Dividends and A strategy for investors betting on a rebound in battered energy sector

When governments around the world told people to stay home and many did, the immediate effect was to take cars off the road which made driving easier. The cars off the road resulted in demand for gasoline to drastically fall which made prices fall and add a supply war between Russia and Saudi Arabia has meant all energy companies shares have declined. The question for investors is as restrictions are taken off and demand for gasoline goes up, which companies benefit. Should you buy the an index stock similar to Energy Select Sector SPDR Fund which is down 36% or buy individual companies? Are there any companies benefiting from low oil prices? Gary Christie who works Trading Central offered some names who are benefiting.

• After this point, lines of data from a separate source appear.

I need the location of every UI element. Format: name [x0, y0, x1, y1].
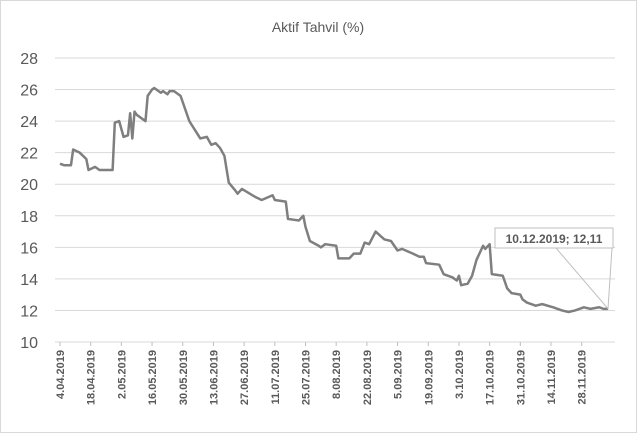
x-tick-label: 8.08.2019: [331, 350, 343, 399]
y-tick-label: 18: [20, 209, 38, 226]
data-line: [59, 86, 609, 314]
annotation: 10.12.2019; 12,11: [506, 232, 603, 246]
x-tick-label: 28.11.2019: [577, 350, 589, 404]
y-tick-label: 12: [20, 303, 38, 320]
x-tick-label: 22.08.2019: [362, 350, 374, 405]
x-tick-label: 30.05.2019: [178, 350, 190, 405]
x-tick-label: 3.10.2019: [454, 350, 466, 399]
x-tick-label: 17.10.2019: [485, 350, 497, 405]
x-tick-label: 16.05.2019: [147, 350, 159, 405]
x-tick-label: 13.06.2019: [208, 350, 220, 405]
y-tick-label: 28: [20, 51, 38, 68]
x-tick-label: 14.11.2019: [546, 350, 558, 404]
callout-box: [494, 227, 614, 249]
y-tick-label: 24: [20, 114, 38, 131]
y-tick-label: 10: [20, 335, 38, 352]
x-tick-label: 18.04.2019: [86, 350, 98, 405]
x-tick-label: 19.09.2019: [423, 350, 435, 405]
y-tick-label: 26: [20, 83, 38, 100]
y-tick-label: 14: [20, 272, 38, 289]
y-tick-label: 22: [20, 146, 38, 163]
x-tick-label: 27.06.2019: [239, 350, 251, 405]
x-tick-label: 5.09.2019: [393, 350, 405, 399]
y-tick-label: 20: [20, 177, 38, 194]
x-tick-label: 25.07.2019: [301, 350, 313, 405]
x-tick-label: 4.04.2019: [55, 350, 67, 399]
y-tick-label: 16: [20, 240, 38, 257]
x-tick-label: 11.07.2019: [270, 350, 282, 404]
x-tick-label: 2.05.2019: [116, 350, 128, 399]
x-tick-label: 31.10.2019: [515, 350, 527, 405]
chart-title: Aktif Tahvil (%): [272, 19, 364, 35]
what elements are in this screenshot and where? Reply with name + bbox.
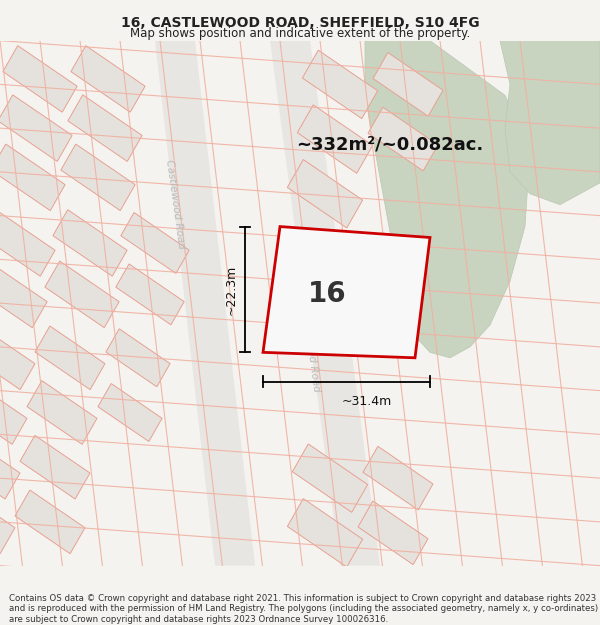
- Polygon shape: [368, 107, 438, 171]
- Polygon shape: [3, 46, 77, 112]
- Text: Map shows position and indicative extent of the property.: Map shows position and indicative extent…: [130, 28, 470, 41]
- Text: Castlewood Road: Castlewood Road: [164, 159, 186, 250]
- Polygon shape: [0, 436, 20, 499]
- Polygon shape: [0, 490, 15, 554]
- Text: ~31.4m: ~31.4m: [341, 395, 392, 408]
- Polygon shape: [500, 41, 600, 205]
- Polygon shape: [71, 46, 145, 112]
- Polygon shape: [0, 95, 72, 161]
- Polygon shape: [0, 326, 35, 389]
- Polygon shape: [302, 50, 377, 119]
- Polygon shape: [263, 226, 430, 358]
- Polygon shape: [98, 384, 162, 441]
- Polygon shape: [363, 446, 433, 510]
- Polygon shape: [365, 41, 530, 357]
- Polygon shape: [35, 326, 105, 389]
- Polygon shape: [116, 264, 184, 325]
- Polygon shape: [358, 501, 428, 564]
- Polygon shape: [53, 210, 127, 276]
- Text: ~22.3m: ~22.3m: [224, 264, 238, 314]
- Polygon shape: [68, 95, 142, 161]
- Polygon shape: [373, 52, 443, 116]
- Polygon shape: [287, 159, 362, 228]
- Polygon shape: [45, 261, 119, 328]
- Polygon shape: [0, 261, 47, 328]
- Text: Contains OS data © Crown copyright and database right 2021. This information is : Contains OS data © Crown copyright and d…: [9, 594, 598, 624]
- Polygon shape: [155, 41, 255, 566]
- Polygon shape: [298, 105, 373, 173]
- Polygon shape: [270, 41, 380, 566]
- Polygon shape: [106, 329, 170, 387]
- Text: 16, CASTLEWOOD ROAD, SHEFFIELD, S10 4FG: 16, CASTLEWOOD ROAD, SHEFFIELD, S10 4FG: [121, 16, 479, 30]
- Polygon shape: [15, 490, 85, 554]
- Text: 16: 16: [308, 279, 346, 308]
- Polygon shape: [61, 144, 135, 211]
- Polygon shape: [121, 213, 189, 273]
- Polygon shape: [0, 210, 55, 276]
- Text: ~332m²/~0.082ac.: ~332m²/~0.082ac.: [296, 136, 484, 154]
- Polygon shape: [20, 436, 90, 499]
- Polygon shape: [27, 381, 97, 444]
- Polygon shape: [292, 444, 368, 512]
- Polygon shape: [0, 381, 27, 444]
- Polygon shape: [0, 144, 65, 211]
- Polygon shape: [287, 499, 362, 567]
- Text: Castlewood Road: Castlewood Road: [299, 301, 321, 392]
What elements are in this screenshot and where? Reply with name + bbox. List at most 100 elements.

He started with S&P 500 energy companies with a minimum market capitalization of $1 billion.

He looked for energy stocks with a P/E ratio less than the S&P 500 (19.7) to find undervalued companies

Cash flow is important, it needs to be positive (last quarter versus Prior Year)

Operating margins of 10% or more. (how much profit does the company make on each dollar of core revenue?)

He included dividend yield, year to date performances (they were all negative), the 1 year performance and recent price.

Company Mkt Cap P/E Div CF Growth Oper 1 Yr Recent

($ Bil) Yld % Margin Pref Price

TC Energy 44.7 15.1 4.9 104.6 45.3 0.7 47.00

Frontline Ltd 1.5 9.5 6.7 161.2 24.7 -6.1 7.56

Euronav NV 2.2 18.5 6.0 71.5 19.4 2.1 9.89

Cdn Nat Resources 18.3 4.7 7.9 37.6 22.9 -45.6 15.47

Enbridge 65.6 16.4 7.9 6.1 17.3 -16.7 32.45

ONEOK Inc 12.5 14.9 12.7 n/a 20.7 -56.6 30.29

Valvoline Inc 31.9 13.6 2.8 63.6 15.5 -10.0 16.97

EOG Resources 28.2 9.7 3.3 30.4 23.9 -45.3 48.42

Cactus Inc 1.2 9.5 2.4 161.6 28.2 -57.7 16.28

The importance of charts such as these is there are always companies that make money during any cycle of the economy. Some of the above are pipeline companies, the energy area is oversold which was done for very good reasons. At some point the energy companies will perform better, it is good to know which ones should do better. For the decade it was possible to pick a variety of companies working in the oil shale parts and the stock to go up. Now you have to be more narrowly focused, but as you see more vehicles on the road including commuting and driving across the country, demand for gas will increase which means some companies are making more money.

Linking to dividend paying stocks, just because it pays a dividend does not mean the price will fall, in the oil industry we have seen 50% decreases which helped push yields up and the question is the yield sustainable? As the price of the shares increase, the yield falls. Cash flow and operating margin help you determine if the dividend is sustainable and whether to hold, buy or sell (fold). Kenny Rodgers song the Gambler did sum it up.